As it turned out, Matt Harvey didn’t need our prayers [1].
He was superb, fanning a Seaveresque 11 over 5 1/3 innings, surrendering no runs and even hitting for half of the cycle. Then — and this was perhaps even more surprising — the bullpen didn’t blow it. Fireplug reliever Josh Edgin, a fellow 2010 first-round pick, looked very impressive in 1 2/3 innings, Jon Rauch faltered but was picked up by slider-slinging Tim Byrdak, and then Bobby Parnell frightened the bejeezus out of everybody by needing 31 pitches to tiptoe through the ninth, but eventually came out unscathed, freezing Jason Kubel on a fastball to preserve Harvey’s first win [2].
But back to Harvey.
As I wrote about Stephen Strasburg [3], there’s just something about a power pitcher. Harvey looks a bit like Tom Terrific, with his butt and legs the engines that drive his fastball, the foundation upon which everything else is built. Harvey gets swinging strikes with that hard fastball that runs a bit — contrast that with, say, Parnell, who throws hard but sees his fastballs turned around all too often. He’s got a diving slider, what looks like a decent curve and a change-up he’s still shaping. A pretty good arsenal, to be sure, but it all works because he can rear back, fire and not get cooked.
Before we anoint Harvey as the Metsiah, though, a couple of caveats.
First of all, he’s young — just 23. He’ll have bad starts, probably a run of them. But we all know this, right?
Second, it looked like all those secondary pitches were very sharp tonight — sharper than we’d heard they were at Buffalo. That’s not always going to be true — it isn’t for the likes of Johan Santana, so it’s certainly not going to be true for a rookie still refining those pitches.
Third, I thought Harvey got some high strikes early — calls I wouldn’t necessarily have expected a rookie to get — and that helped him. It made the Diamondbacks conscious of the high fastball, and took them out of their swing planes, and made it easier for Harvey to change their eye level, and to do everything else. Later in the game, as Harvey tired, his pitches were elevated — and without those early high strikes, I wonder how Harvey would have fared.

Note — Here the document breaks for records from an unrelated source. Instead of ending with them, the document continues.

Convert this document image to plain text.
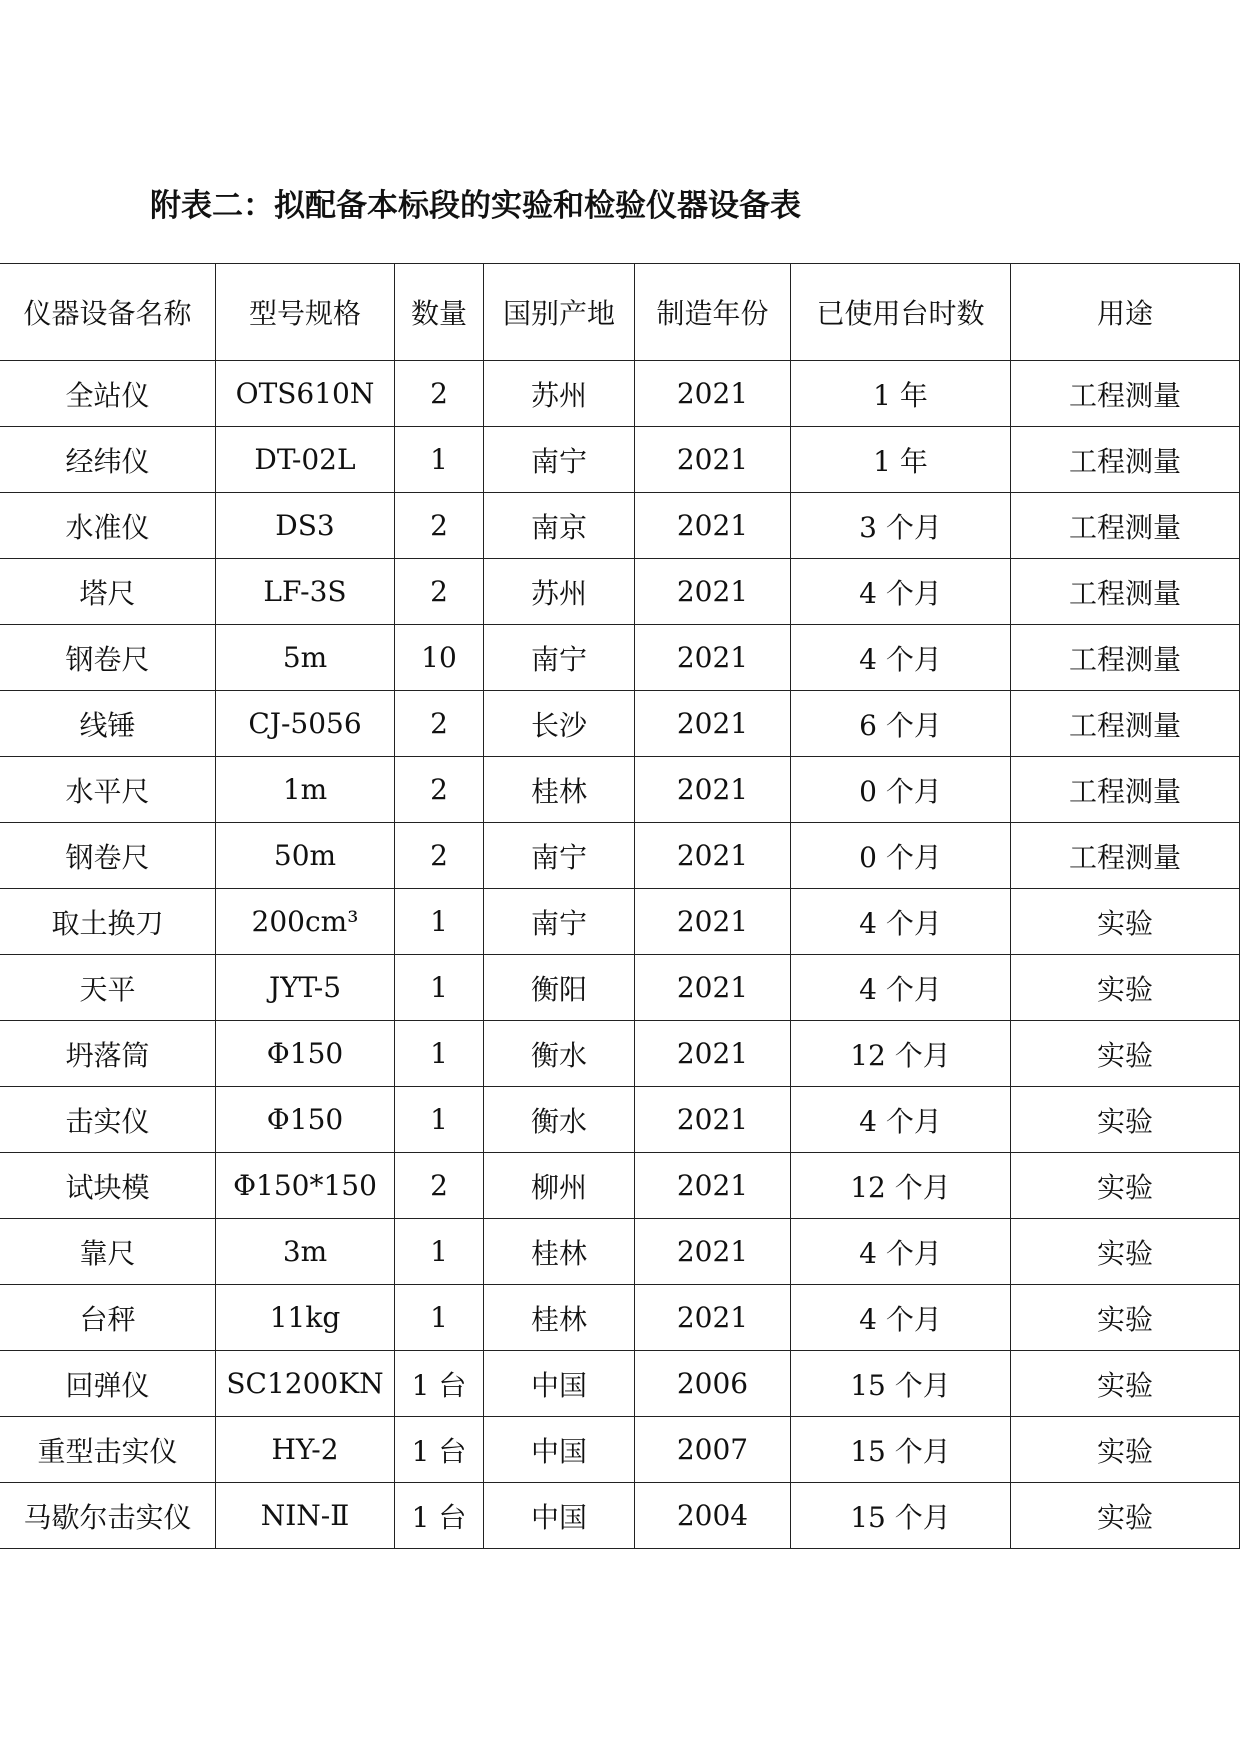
附表二：拟配备本标段的实验和检验仪器设备表
仪器设备名称	型号规格	数量	国别产地	制造年份	已使用台时数	用途
全站仪	OTS610N	2	苏州	2021	1 年	工程测量
经纬仪	DT-02L	1	南宁	2021	1 年	工程测量
水准仪	DS3	2	南京	2021	3 个月	工程测量
塔尺	LF-3S	2	苏州	2021	4 个月	工程测量
钢卷尺	5m	10	南宁	2021	4 个月	工程测量
线锤	CJ-5056	2	长沙	2021	6 个月	工程测量
水平尺	1m	2	桂林	2021	0 个月	工程测量
钢卷尺	50m	2	南宁	2021	0 个月	工程测量
取土换刀	200cm³	1	南宁	2021	4 个月	实验
天平	JYT-5	1	衡阳	2021	4 个月	实验
坍落筒	Φ150	1	衡水	2021	12 个月	实验
击实仪	Φ150	1	衡水	2021	4 个月	实验
试块模	Φ150*150	2	柳州	2021	12 个月	实验
靠尺	3m	1	桂林	2021	4 个月	实验
台秤	11kg	1	桂林	2021	4 个月	实验
回弹仪	SC1200KN	1 台	中国	2006	15 个月	实验
重型击实仪	HY-2	1 台	中国	2007	15 个月	实验
马歇尔击实仪	NIN-Ⅱ	1 台	中国	2004	15 个月	实验
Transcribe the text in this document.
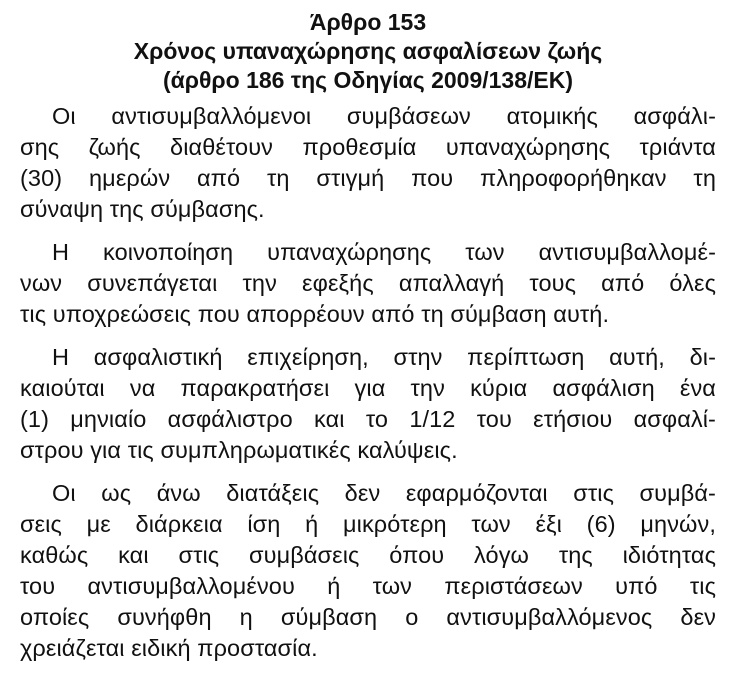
Άρθρο 153
Χρόνος υπαναχώρησης ασφαλίσεων ζωής
(άρθρο 186 της Οδηγίας 2009/138/ΕΚ)
Οι αντισυμβαλλόμενοι συμβάσεων ατομικής ασφάλι-
σης ζωής διαθέτουν προθεσμία υπαναχώρησης τριάντα
(30) ημερών από τη στιγμή που πληροφορήθηκαν τη
σύναψη της σύμβασης.
Η κοινοποίηση υπαναχώρησης των αντισυμβαλλομέ-
νων συνεπάγεται την εφεξής απαλλαγή τους από όλες
τις υποχρεώσεις που απορρέουν από τη σύμβαση αυτή.
Η ασφαλιστική επιχείρηση, στην περίπτωση αυτή, δι-
καιούται να παρακρατήσει για την κύρια ασφάλιση ένα
(1) μηνιαίο ασφάλιστρο και το 1/12 του ετήσιου ασφαλί-
στρου για τις συμπληρωματικές καλύψεις.
Οι ως άνω διατάξεις δεν εφαρμόζονται στις συμβά-
σεις με διάρκεια ίση ή μικρότερη των έξι (6) μηνών,
καθώς και στις συμβάσεις όπου λόγω της ιδιότητας
του αντισυμβαλλομένου ή των περιστάσεων υπό τις
οποίες συνήφθη η σύμβαση ο αντισυμβαλλόμενος δεν
χρειάζεται ειδική προστασία.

But enough caveats. I was glad just to see Harvey up here, as a down payment on the future of the Mets, and I was willing to accept that he’d struggle, and try to be patient. But he didn’t struggle — he was wonderful. He fanned a big-league hitter 11 times and then strode around calmly behind the mound thinking about how to attack the next one in line, and he wasn’t the other team’s fireballer out there; he was ours. At least for a day, that bright Metsian future we keep talking about and hearing about felt more like a when than an if. And boy, did we all need that.